To summarise the situation

If the SME server is removed and the modem is used as a gateway - the local opensim server is accessible from the internet via NAT virtual server settings that forward port 9000 to the opensim local ip address on port 9000 in the modem. This works perfectly.

When the SME server is used as a gateway - there is no access to the opensim server via the internet (on port 9000 or 80)

there is also no access to opensim via the opensim viewer that uses port 9000 via the local network ip addresses

and also there is no access to the opensim viewer that uses port 9000 on the actual server [previously referred to as the 'localhost'] (which is a ubuntu desktop)


This may not be the SME server, however, when it is removed - things work really well.

I have examined tcpdump using -nXS from here: https://danielmiessler.com/study/tcpdump/

There is nothing obvious in the data there - not that I am sure what to look for.
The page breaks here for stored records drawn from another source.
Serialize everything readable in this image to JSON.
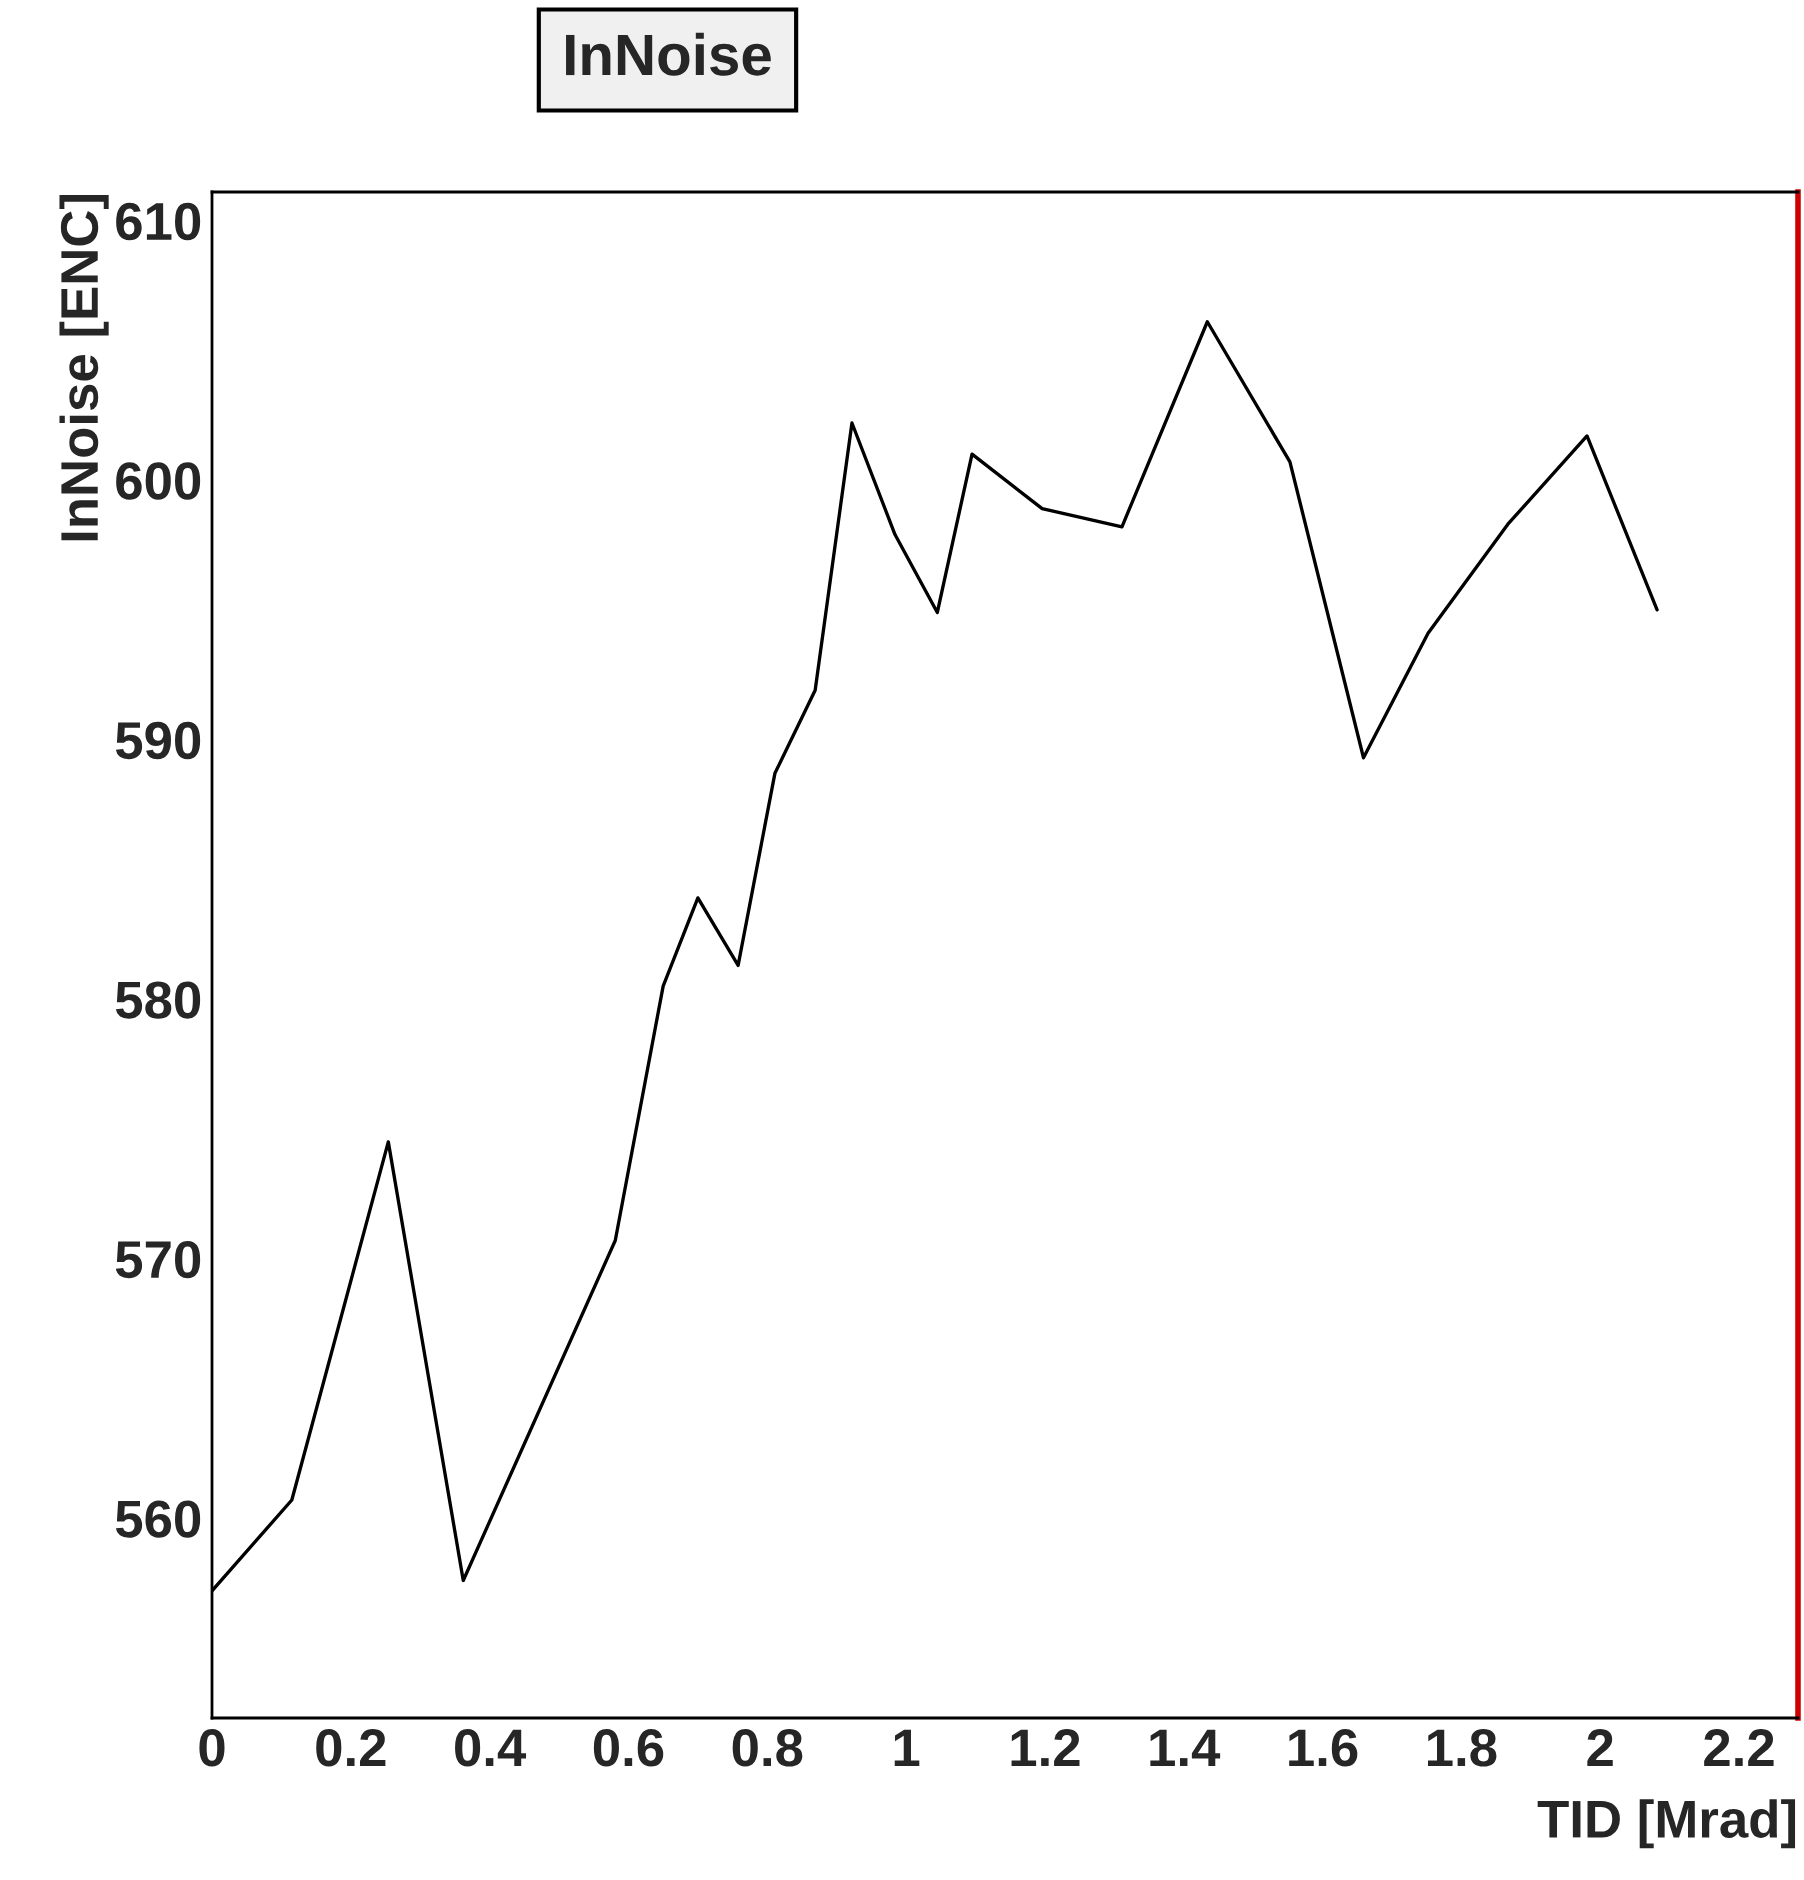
{
  "chart_data": {
    "type": "line",
    "title": "InNoise",
    "xlabel": "TID [Mrad]",
    "ylabel": "InNoise [ENC]",
    "x": [
      0,
      0.115,
      0.254,
      0.362,
      0.581,
      0.65,
      0.7,
      0.758,
      0.811,
      0.869,
      0.922,
      0.984,
      1.045,
      1.095,
      1.196,
      1.311,
      1.434,
      1.553,
      1.659,
      1.752,
      1.867,
      1.981,
      2.082
    ],
    "series": [
      {
        "color": "#000000",
        "values": [
          557.2,
          560.7,
          574.5,
          557.6,
          570.7,
          580.5,
          583.9,
          581.3,
          588.7,
          591.9,
          602.2,
          597.9,
          594.9,
          601.0,
          598.9,
          598.2,
          606.1,
          600.7,
          589.3,
          594.1,
          598.3,
          601.7,
          595.0
        ]
      }
    ],
    "xlim": [
      0,
      2.285
    ],
    "ylim": [
      552.3,
      611.1
    ],
    "xticks": [
      0,
      0.2,
      0.4,
      0.6,
      0.8,
      1,
      1.2,
      1.4,
      1.6,
      1.8,
      2,
      2.2
    ],
    "yticks": [
      560,
      570,
      580,
      590,
      600,
      610
    ],
    "grid": false,
    "legend": false,
    "marker": "none",
    "line_style": "solid"
  }
}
The https://www.grc.com website says that port 9000 is open on the SME server

Telnet opensimserver_ip 9000

says connected

however

telnet SMEserver_ip 9000

says telnet: Unable to connect to remote host: Connection refused

from both the SME and the opensimserver



other information:

from another LAN workstation:

using web browser - http://opensim_ip

i get the apache page

using web browser - http://opensim_ip:9000

i get the opensimwebpage


using web browser - http://openworldsproject.info:9000

no access

the latter of these is also not accessible from internet - though I think it should be


regards

[enchesss]

Thank you everyone

Testing the SME server from an external IP (at a friends house) - and everything works.

Still some problems becuase no access to the opensim server is achieved locally yet

Should I label this as resolved ??

I am unable to access opensim locally at this stage - tnot a sme9 issue - though - or is it?